Wednesday, February 22, 2017

Earthquakes, Moonquakes, Pandemics, and the Solar Cycle

Benjamin Deniston et al. (2012) - Several studies have pointed to a correlation between earthquake activity and the 11 year solar cycle, e.g. in 2011 Jusoh Mohamad Huzaimy and Kiyohumi Yumoto, two researchers out of Kyushu University, Japan, took the 4,108 large, shallow earthquakes from 1963-2010, and compared them with the phases of the last four solar cycles. What they showed was that for each magnitude range there were consistently more earthquakes during the declining phase of the solar cycle through solar minimum, when compared with the ascending phase through the solar maximum. This discrepancy was most pronounced for the largest earthquakes. 

Percentage of shallow earthquakes by magnitude occurring during the solar minimum and descending half
of the solar cycle, or during the solar maximum and ascending half of the solar cycle. Analysis of the
last 4 complete solar cycles from 1964-2008, indicated by monthly average of sunspots.

The last decade, which contained the longest solar minimum of the century, also saw the most magnitude 8.0+ earthquakes and the greatest number of large volcanic eruptions for any decade over the past century. These relations should cause us to consider what types of similar activity might be occurring on other bodies of our solar system. Unfortunately, the best data we have is from the eight years during which we had operational seismometers on the Moon (1969-1977, left behind from some of the Apollo missions). During this operational window, out of the thousands of registered lunar seismic events, only 28 of them originated below the lunar surface (for example, not due to surface impacts by meteorites), and have been identified as “shallow moonquakes.” Their very existence is a mystery, as there are no active plate tectonics on the Moon. 

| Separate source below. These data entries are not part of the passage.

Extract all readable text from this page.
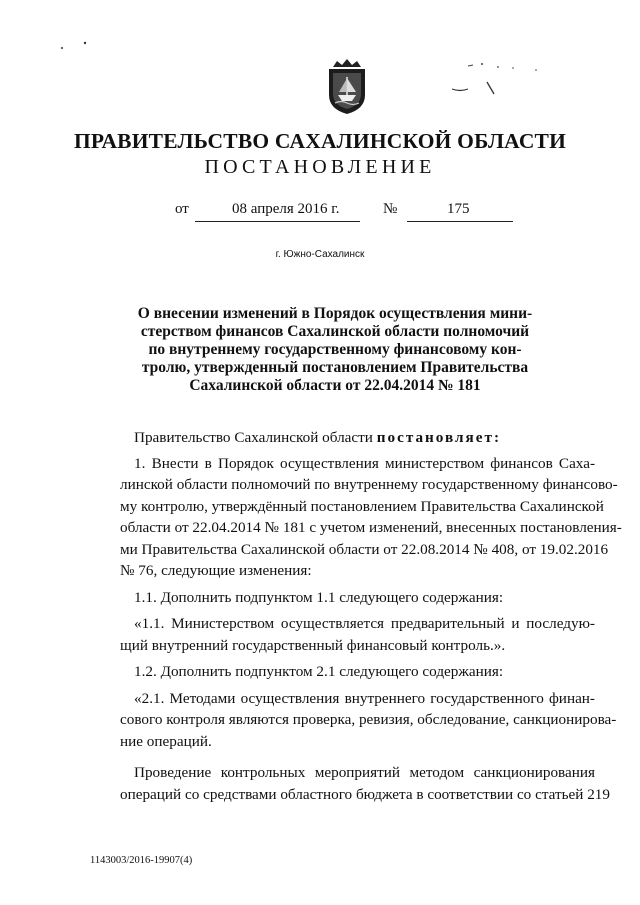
ПРАВИТЕЛЬСТВО САХАЛИНСКОЙ ОБЛАСТИ
ПОСТАНОВЛЕНИЕ
от	08 апреля 2016 г.	№	175
г. Южно-Сахалинск
О внесении изменений в Порядок осуществления мини-
стерством финансов Сахалинской области полномочий
по внутреннему государственному финансовому кон-
тролю, утвержденный постановлением Правительства
Сахалинской области от 22.04.2014 № 181
Правительство Сахалинской области постановляет:
1. Внести в Порядок осуществления министерством финансов Саха-
линской области полномочий по внутреннему государственному финансово-
му контролю, утверждённый постановлением Правительства Сахалинской
области от 22.04.2014 № 181 с учетом изменений, внесенных постановления-
ми Правительства Сахалинской области от 22.08.2014 № 408, от 19.02.2016
№ 76, следующие изменения:
1.1. Дополнить подпунктом 1.1 следующего содержания:
«1.1. Министерством осуществляется предварительный и последую-
щий внутренний государственный финансовый контроль.».
1.2. Дополнить подпунктом 2.1 следующего содержания:
«2.1. Методами осуществления внутреннего государственного финан-
сового контроля являются проверка, ревизия, обследование, санкционирова-
ние операций.
Проведение контрольных мероприятий методом санкционирования
операций со средствами областного бюджета в соответствии со статьей 219
1143003/2016-19907(4)
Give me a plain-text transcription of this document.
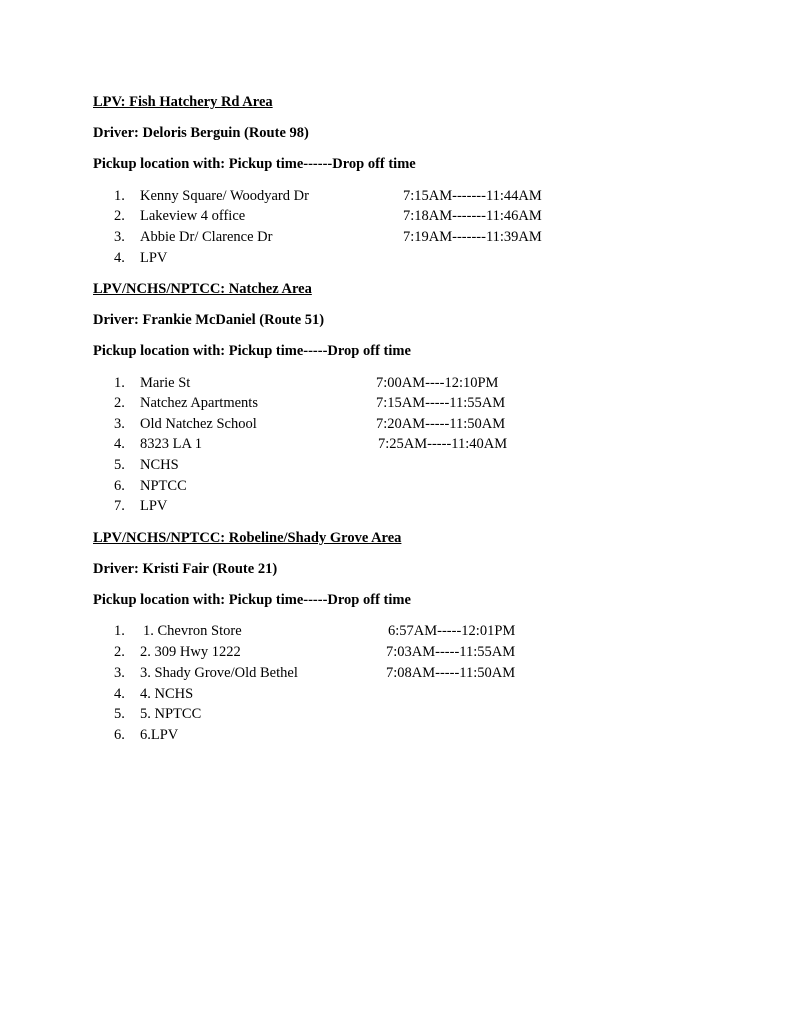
LPV: Fish Hatchery Rd Area
Driver: Deloris Berguin (Route 98)
Pickup location with: Pickup time------Drop off time
1.	Kenny Square/ Woodyard Dr	7:15AM-------11:44AM
2.	Lakeview 4 office	7:18AM-------11:46AM
3.	Abbie Dr/ Clarence Dr	7:19AM-------11:39AM
4.	LPV
LPV/NCHS/NPTCC: Natchez Area
Driver: Frankie McDaniel (Route 51)
Pickup location with: Pickup time-----Drop off time
1.	Marie St	7:00AM----12:10PM
2.	Natchez Apartments	7:15AM-----11:55AM
3.	Old Natchez School	7:20AM-----11:50AM
4.	8323 LA 1	7:25AM-----11:40AM
5.	NCHS
6.	NPTCC
7.	LPV
LPV/NCHS/NPTCC: Robeline/Shady Grove Area
Driver: Kristi Fair (Route 21)
Pickup location with: Pickup time-----Drop off time
1.	1. Chevron Store	6:57AM-----12:01PM
2.	2. 309 Hwy 1222	7:03AM-----11:55AM
3.	3. Shady Grove/Old Bethel	7:08AM-----11:50AM
4.	4. NCHS
5.	5. NPTCC
6.	6.LPV
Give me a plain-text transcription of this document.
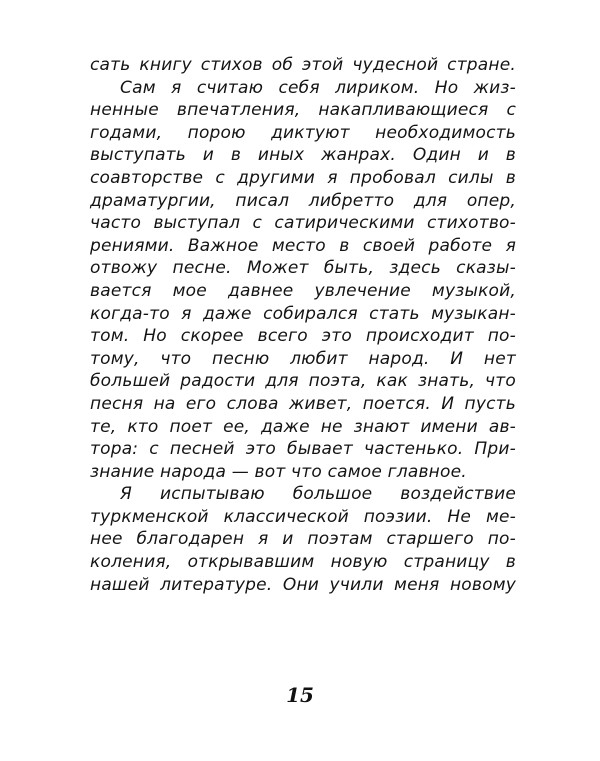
сать книгу стихов об этой чудесной стране.
Сам я считаю себя лириком. Но жиз-
ненные впечатления, накапливающиеся с
годами, порою диктуют необходимость
выступать и в иных жанрах. Один и в
соавторстве с другими я пробовал силы в
драматургии, писал либретто для опер,
часто выступал с сатирическими стихотво-
рениями. Важное место в своей работе я
отвожу песне. Может быть, здесь сказы-
вается мое давнее увлечение музыкой,
когда-то я даже собирался стать музыкан-
том. Но скорее всего это происходит по-
тому, что песню любит народ. И нет
большей радости для поэта, как знать, что
песня на его слова живет, поется. И пусть
те, кто поет ее, даже не знают имени ав-
тора: с песней это бывает частенько. При-
знание народа — вот что самое главное.
Я испытываю большое воздействие
туркменской классической поэзии. Не ме-
нее благодарен я и поэтам старшего по-
коления, открывавшим новую страницу в
нашей литературе. Они учили меня новому
15
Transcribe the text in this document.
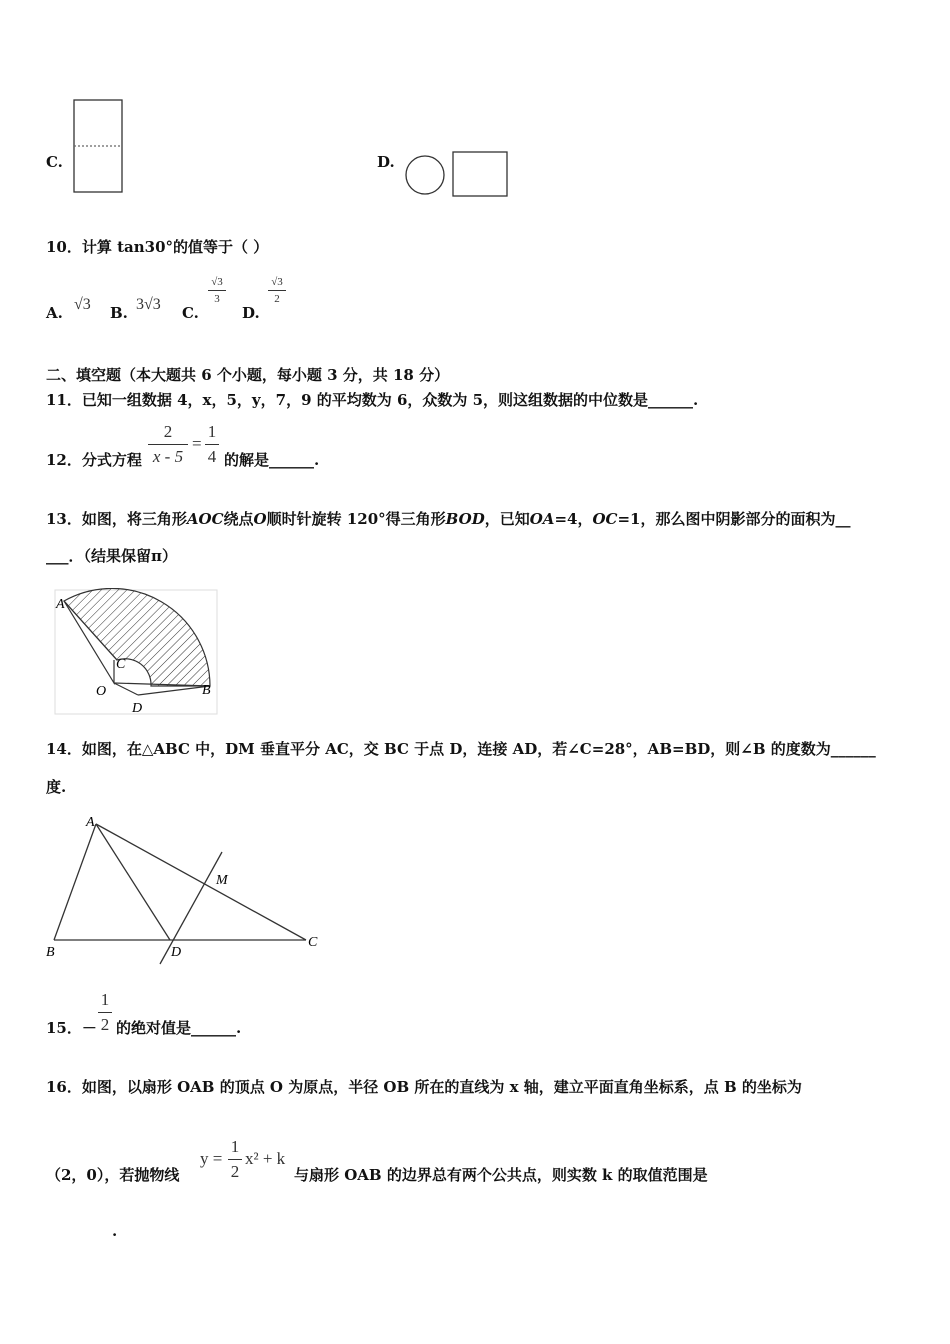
C.	D.
10．计算 tan30°的值等于（ ）
A. √3 B. 3√3 C.
√3
3
D.
√3
2
二、填空题（本大题共 6 个小题，每小题 3 分，共 18 分）
11．已知一组数据 4，x，5，y，7，9 的平均数为 6，众数为 5，则这组数据的中位数是______.
12．分式方程
2
x - 5
=
1
4 的解是______.
13．如图，将三角形AOC绕点O顺时针旋转 120°得三角形BOD，已知OA=4，OC=1，那么图中阴影部分的面积为__
___．（结果保留π）
A
C
O
D
B
14．如图，在△ABC 中，DM 垂直平分 AC，交 BC 于点 D，连接 AD，若∠C=28°，AB=BD，则∠B 的度数为______
度.
A
M
B	D
C
15．－
1
2 的绝对值是______.
16．如图，以扇形 OAB 的顶点 O 为原点，半径 OB 所在的直线为 x 轴，建立平面直角坐标系，点 B 的坐标为
（2，0），若抛物线
y =
1
2
x² + k
与扇形 OAB 的边界总有两个公共点，则实数 k 的取值范围是
.
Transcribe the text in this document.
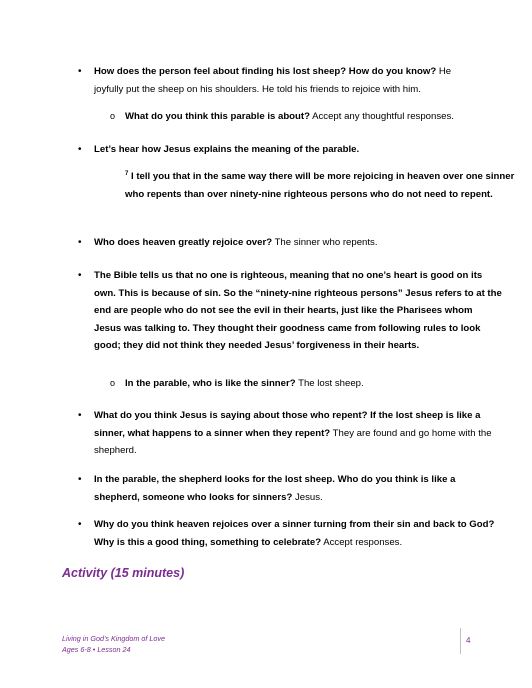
• How does the person feel about finding his lost sheep? How do you know? He joyfully put the sheep on his shoulders. He told his friends to rejoice with him.
o What do you think this parable is about? Accept any thoughtful responses.
• Let’s hear how Jesus explains the meaning of the parable.
$^7$ I tell you that in the same way there will be more rejoicing in heaven over one sinner who repents than over ninety-nine righteous persons who do not need to repent.
• Who does heaven greatly rejoice over? The sinner who repents.
• The Bible tells us that no one is righteous, meaning that no one’s heart is good on its own. This is because of sin. So the “ninety-nine righteous persons” Jesus refers to at the end are people who do not see the evil in their hearts, just like the Pharisees whom Jesus was talking to. They thought their goodness came from following rules to look good; they did not think they needed Jesus’ forgiveness in their hearts.
o In the parable, who is like the sinner? The lost sheep.
• What do you think Jesus is saying about those who repent? If the lost sheep is like a sinner, what happens to a sinner when they repent? They are found and go home with the shepherd.
• In the parable, the shepherd looks for the lost sheep. Who do you think is like a shepherd, someone who looks for sinners? Jesus.
• Why do you think heaven rejoices over a sinner turning from their sin and back to God? Why is this a good thing, something to celebrate? Accept responses.
Activity (15 minutes)
Living in God’s Kingdom of Love
Ages 6-8 • Lesson 24
4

The decade by decade totals of “great” earthquakes (magnitude 8.0 and above), and large volcanic
eruptions, measuring a VEI 4 or greater (VEI = Volcanic Explosivity Index). Source USGS Earthquake
Hazard Program, Smithsonian Global Volcanism Program.

What is remarkable is that 23 of thoe 28 moonquakes occurred during the half of the Moon’s orbit when the near side of the Moon (on which the seismometers were placed) was facing a specific direction relative to the fixed stars, indicating a relationship not even to solar activity, but, as Yosio Nakamura, a world expert on lunar seismic activity and the author of the study says, to something originating outside of our solar system.

23 of the 28 moonquakes recorded from 1969 to 1977 occurred when the Moon occupied the half of the lunar
orbit in which the seismic network on the Moon’s near side faced towards a certain direction in the fixed
stars. This suggests a yet unknown influence coming from outside the solar system.

There is also long-standing evidence showing that the incidence of diseases fluctuates with the Earth-Sun relationship. The most well known of these fluctuations is the seasonal flu pandemic. None of the conventional explanations for why influenza flares up during the northern hemisphere winter (environmental humidity, vitamin D deficiency, etc.) has yet been validated, yet the seasonal variations are very real. Further, this cycle of seasonal outbreaks is also a cycle of the evolution of the virus itself, a phenomenon which has not been explained by the standard models of mutation and selection. This seasonal variation would seem to imply a relationship between influenza outbreaks and the location of our planet with respect to the Sun. In fact, looking beyond the yearly variations, the major flu pandemics of the past century exhibit an interesting pattern: the dates were 1946, 1957, 1968, and 1977, which imply a period of roughly 11 years, provocatively matching the sunspot cycle over this period. Taking this back farther, if we map the major flu pandemics against the cycles of sunspot numbers for the last 300 years we get the following plot. 

The 1946, 1957, 1968, and 1977 pandemics shown over the last 6 solar cycles.

Pandemics occur in clusters. If we connect the sunspot peaks, which indicate how solar activity changes from one cycle to the next, then we see that the pandemic clusters occur during periods of more active successive solar cycles. An initial hypothesis might be that such a correlation implies a relationship between some solar parameter, such as ultraviolet radiation, and influenza pandemics. Notable exceptions to this correlation — specifically, the cases where pandemics fall on years of sunspot minima — point to a causal agent on a grander scale. Researcher Yu Zhen-Dong has shown evidence that pandemics occurring during solar minima show a close coincidence with bright supernovae and other sources of ground-level cosmic radiation. This implies a galactic rather than solar driver of the phenomenon, with cosmic radiation influx from outside of our solar system as the main culprit, rather than incident solar UV radiation. That is, the changes associated with solar activity are likely rather caused by the Sun’s well-known role in moderating the influx of cosmic radiation into our solar system.

Laith M. Karim and Marwa H. Abbas (2014):
The Relation between Influenza Pandemics and Solar Activity.
Pandemic influenza mapped against sunspot number and nova occurrences
(mostly flare-ups of our near neighbor Nova η Carinae) for the past 300 years.